Türk ordusu, İdlib'de ki tüm terör örgütlerini yanına alarak, sahte bir balon olan, SMD şemsiyesi altında toplayarak, zalim Suriye rejimini yıkıp, yerine demakratik bir rejim kuracaklarını söylüyorlar. Faşist teokratik bir rejim, Suriye'ye demakrasi ihraç ediyor. Bu çok komik

Bu söylemleri duyan aklı selim herkes şaşırır. Çünkü dünyanın en korkunç diktatörü olarak görülen Recep Reis ve T.C.'dir. İnsan hakları kırıntısının kalmadığı bu ülkede, düşünenler zidanda, hak arayan teörist olarak suçlanmakta ve en ağır şekilde cezalandırılmaktadır. Ekonomik / politik kriz hat safhada, insanlar, ailece toplu intiharlar yapmaktadı. HDP eski eşbaşkanı Salahattin Demirtaş suçsuz yere rehin tutulmakta, Yazar Ahmet Altan tahliye edildi tekrar tutuklandı, Gezi davasında beraat eden Kavala, Recep talimatıyla tekrar tutulanmaktadır. Hukuk diye birşey yok,yasa yok, zindanlarda yer kalmadı ve ülke zindan oldu.Bu ülkede kanun tek adamın iki dudağı arasında çıkan laftır.

Bu devlet aklı başka ülkeleri diktatörlükle suçlamkta ve oraya demokrasi ihraç edeceğini söylüyor. Hani bir söz var, « Kılavuzu karga olanın başı pislikten çıkmaz» bu türkerin mevcut durumunu çok güzel özetlemektedir.

Yıllardır savaş içinde olan bir haylice yorgun düşen Suriye rejimi ve ordusu, Rusya'nın desteğiyle ayakta duruyor. 21. yy.'da Osmanlı torunları yeniden işgal hareketlerine soyundu. Önce Suriye'nin Kuzeyinde Kürdleri tehlike göstererek, terörist saldırılara karşı kendi toprak bütünlüğünü savunmak adı altında, uluslararası devlet olmaktan kaynaklı haklarını kullanarak, Suriye'ye girdi.

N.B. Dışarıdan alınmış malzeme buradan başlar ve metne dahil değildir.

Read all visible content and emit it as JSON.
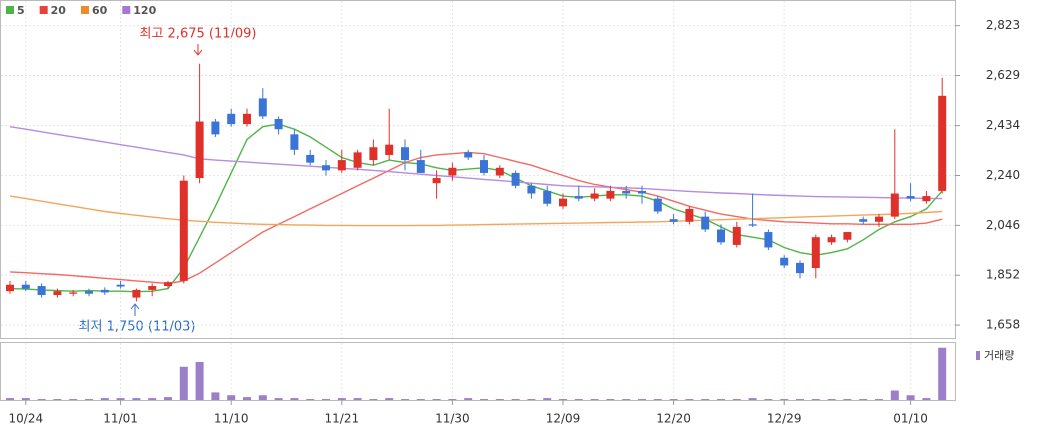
{
  "chart_data": {
    "type": "candlestick",
    "legend": [
      {
        "name": "5",
        "color": "#4fb548"
      },
      {
        "name": "20",
        "color": "#e8423a"
      },
      {
        "name": "60",
        "color": "#f08a2c"
      },
      {
        "name": "120",
        "color": "#a779d6"
      }
    ],
    "annotations": [
      "최고 2,675 (11/09)",
      "최저 1,750 (11/03)"
    ],
    "volume_label": "거래량",
    "categories": [
      null,
      "10/24",
      null,
      null,
      null,
      null,
      null,
      "11/01",
      null,
      null,
      null,
      null,
      null,
      null,
      "11/10",
      null,
      null,
      null,
      null,
      null,
      null,
      "11/21",
      null,
      null,
      null,
      null,
      null,
      null,
      "11/30",
      null,
      null,
      null,
      null,
      null,
      null,
      "12/09",
      null,
      null,
      null,
      null,
      null,
      null,
      "12/20",
      null,
      null,
      null,
      null,
      null,
      null,
      "12/29",
      null,
      null,
      null,
      null,
      null,
      null,
      null,
      "01/10",
      null,
      null
    ],
    "open": [
      1790,
      1815,
      1810,
      1775,
      1780,
      1790,
      1795,
      1815,
      1765,
      1795,
      1810,
      1830,
      2230,
      2450,
      2480,
      2440,
      2540,
      2460,
      2400,
      2320,
      2280,
      2260,
      2270,
      2300,
      2320,
      2350,
      2300,
      2210,
      2240,
      2330,
      2300,
      2240,
      2250,
      2200,
      2180,
      2120,
      2160,
      2150,
      2150,
      2180,
      2180,
      2150,
      2070,
      2060,
      2080,
      2030,
      1970,
      2050,
      2020,
      1920,
      1900,
      1880,
      1980,
      1990,
      2070,
      2060,
      2080,
      2160,
      2140,
      2180
    ],
    "high": [
      1830,
      1830,
      1820,
      1800,
      1795,
      1800,
      1805,
      1830,
      1800,
      1820,
      1830,
      2240,
      2675,
      2460,
      2500,
      2500,
      2580,
      2470,
      2420,
      2340,
      2300,
      2340,
      2340,
      2380,
      2500,
      2380,
      2340,
      2260,
      2290,
      2340,
      2320,
      2280,
      2260,
      2210,
      2200,
      2170,
      2200,
      2190,
      2200,
      2200,
      2200,
      2160,
      2090,
      2120,
      2100,
      2050,
      2060,
      2170,
      2030,
      1930,
      1910,
      2010,
      2010,
      2020,
      2080,
      2090,
      2420,
      2210,
      2180,
      2620
    ],
    "low": [
      1780,
      1790,
      1765,
      1765,
      1770,
      1770,
      1775,
      1800,
      1750,
      1770,
      1800,
      1820,
      2210,
      2390,
      2430,
      2430,
      2460,
      2400,
      2320,
      2280,
      2240,
      2250,
      2260,
      2280,
      2300,
      2260,
      2250,
      2150,
      2220,
      2300,
      2240,
      2230,
      2190,
      2150,
      2120,
      2110,
      2140,
      2140,
      2140,
      2150,
      2130,
      2090,
      2050,
      2050,
      2020,
      1970,
      1960,
      2040,
      1950,
      1880,
      1840,
      1840,
      1970,
      1980,
      2050,
      2040,
      2070,
      2140,
      2130,
      2170
    ],
    "close": [
      1815,
      1800,
      1775,
      1790,
      1785,
      1780,
      1785,
      1808,
      1795,
      1810,
      1825,
      2220,
      2450,
      2400,
      2440,
      2480,
      2470,
      2420,
      2340,
      2290,
      2260,
      2300,
      2330,
      2350,
      2360,
      2300,
      2250,
      2230,
      2270,
      2310,
      2250,
      2270,
      2200,
      2170,
      2130,
      2150,
      2150,
      2170,
      2180,
      2170,
      2170,
      2100,
      2060,
      2110,
      2030,
      1980,
      2040,
      2045,
      1960,
      1890,
      1860,
      2000,
      2000,
      2020,
      2060,
      2080,
      2170,
      2150,
      2160,
      2550
    ],
    "volume": [
      2,
      2,
      1,
      1,
      1,
      1,
      2,
      2,
      2,
      2,
      3,
      35,
      40,
      8,
      5,
      3,
      5,
      2,
      2,
      1,
      1,
      2,
      2,
      1,
      2,
      1,
      1,
      1,
      1,
      2,
      1,
      1,
      1,
      1,
      2,
      1,
      1,
      1,
      1,
      1,
      1,
      1,
      1,
      1,
      1,
      1,
      1,
      2,
      1,
      1,
      1,
      1,
      1,
      1,
      1,
      1,
      10,
      5,
      2,
      55
    ],
    "up_color": "#e0302a",
    "down_color": "#3a74d6",
    "volume_color": "#9b7fc8",
    "series": [
      {
        "name": "5",
        "color": "#4fb548",
        "values": [
          1800,
          1798,
          1795,
          1792,
          1790,
          1792,
          1790,
          1790,
          1788,
          1790,
          1800,
          1880,
          2000,
          2120,
          2250,
          2380,
          2430,
          2440,
          2420,
          2390,
          2350,
          2310,
          2290,
          2280,
          2300,
          2290,
          2285,
          2270,
          2260,
          2265,
          2270,
          2260,
          2230,
          2200,
          2180,
          2160,
          2155,
          2160,
          2165,
          2165,
          2160,
          2140,
          2110,
          2090,
          2070,
          2040,
          2010,
          2000,
          1990,
          1960,
          1940,
          1930,
          1940,
          1955,
          1990,
          2030,
          2060,
          2080,
          2110,
          2180
        ]
      },
      {
        "name": "20",
        "color": "#f26a62",
        "values": [
          1865,
          1862,
          1858,
          1855,
          1850,
          1845,
          1840,
          1835,
          1830,
          1825,
          1820,
          1830,
          1860,
          1900,
          1940,
          1980,
          2020,
          2050,
          2080,
          2110,
          2140,
          2170,
          2200,
          2230,
          2260,
          2290,
          2310,
          2320,
          2325,
          2330,
          2325,
          2310,
          2295,
          2280,
          2260,
          2240,
          2220,
          2205,
          2195,
          2185,
          2175,
          2160,
          2140,
          2120,
          2105,
          2090,
          2080,
          2070,
          2065,
          2060,
          2058,
          2055,
          2052,
          2052,
          2050,
          2050,
          2050,
          2050,
          2055,
          2070
        ]
      },
      {
        "name": "60",
        "color": "#f5a55a",
        "values": [
          2160,
          2150,
          2140,
          2130,
          2120,
          2110,
          2100,
          2092,
          2085,
          2078,
          2072,
          2066,
          2062,
          2058,
          2055,
          2052,
          2050,
          2049,
          2048,
          2047,
          2046,
          2046,
          2045,
          2045,
          2045,
          2045,
          2046,
          2046,
          2047,
          2048,
          2049,
          2050,
          2051,
          2052,
          2053,
          2054,
          2055,
          2056,
          2057,
          2058,
          2059,
          2060,
          2062,
          2064,
          2066,
          2068,
          2070,
          2072,
          2074,
          2076,
          2078,
          2080,
          2082,
          2084,
          2086,
          2088,
          2090,
          2093,
          2096,
          2100
        ]
      },
      {
        "name": "120",
        "color": "#b68be0",
        "values": [
          2430,
          2420,
          2410,
          2400,
          2390,
          2380,
          2370,
          2360,
          2350,
          2340,
          2330,
          2320,
          2305,
          2300,
          2296,
          2292,
          2288,
          2284,
          2280,
          2276,
          2272,
          2268,
          2264,
          2260,
          2255,
          2250,
          2245,
          2240,
          2235,
          2230,
          2225,
          2220,
          2215,
          2210,
          2205,
          2200,
          2198,
          2196,
          2194,
          2192,
          2190,
          2186,
          2182,
          2178,
          2175,
          2172,
          2170,
          2167,
          2164,
          2162,
          2160,
          2158,
          2157,
          2156,
          2155,
          2154,
          2153,
          2152,
          2151,
          2150
        ]
      }
    ],
    "ylim": [
      1600,
      2880
    ],
    "yticks": [
      {
        "value": 1658,
        "label": "1,658"
      },
      {
        "value": 1852,
        "label": "1,852"
      },
      {
        "value": 2046,
        "label": "2,046"
      },
      {
        "value": 2240,
        "label": "2,240"
      },
      {
        "value": 2434,
        "label": "2,434"
      },
      {
        "value": 2629,
        "label": "2,629"
      },
      {
        "value": 2823,
        "label": "2,823"
      }
    ],
    "vlim": [
      0,
      60
    ],
    "grid": true
  }
}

Oysa Türkiye, Suriye'de savaşın başından itibaren Esad Rejimine karşı savaşan İşid ve diğer cihatcı islamcı terör örgütlerine her türlü lojistik yardımı yaptı.

Tükiye'nin birinci hedefi Kürdlerin Rojava Kürdistan'ında bir statü oluşturmasını engellemek, ikincisi Esad rejiminin yıkılması ve islamcı terör ötgütlerinden bir kemer oluşturmak.Ve en önemliside girdiği topraklarda hakimiyetini sürdürmek. Bu durumda, bu iktidari kimse değiitiremiyor. Recep yapmış olduğu yanlış politikalarla kendi sonuna koşuyor.İnsanlar ölüyor, şehitler ölmez diyorlar. Ülkede tam bir kaos atmosferi hakim,kutuplaşma, nefret en büyük bölünmedir. bu durumdan çıkmak için mevcut yapının yıkılması ve parçalanması kaçınılmazdır.

Kibirli bir akıl hastasının, kendine sevdalı, ölüleri kutsayan saldırganlığıyla, Kürdistan, Suriye ve Libya topraklarını zorla işgal ederek, Türkiye'yi içinden çıkılmaz bataklığa sürükledi.

Hiç kimse bu korkunç duruma hayır demiyor.

Kendine muhalefet diyen CHP bu iktidarın en zor annda can simidi oluyor, savaş teskeresine onay veriyor, ortak metinlere imza attıyor ve sonra karşı olduğunu söylüyor.kimse yüksek sesle Savaşa Hayır demiyor, savaşa karsı olmak suç. Suriye'li göçmenleri AB'ye karşı şantaj olarak kullanıyor. Kışın ortasında 10 binlerce kadın /çocuk demeden Yunan ve Bulgar sınırına yığarak,açlığa;yokluğa sullarda boğulmaya mahkum ettiler. Bu vicdansızlıkla bu uğurda şehitler ölür, şehitler tepesi dolup taşark, cesetlerin üzerinde yükselen Mafyatik cumhuriyet'in Resi Recep ve şürekası,bu bataktan çıkamayacak. Şehitler ölür vatan bölünür ve bu devran böyle devam etmez.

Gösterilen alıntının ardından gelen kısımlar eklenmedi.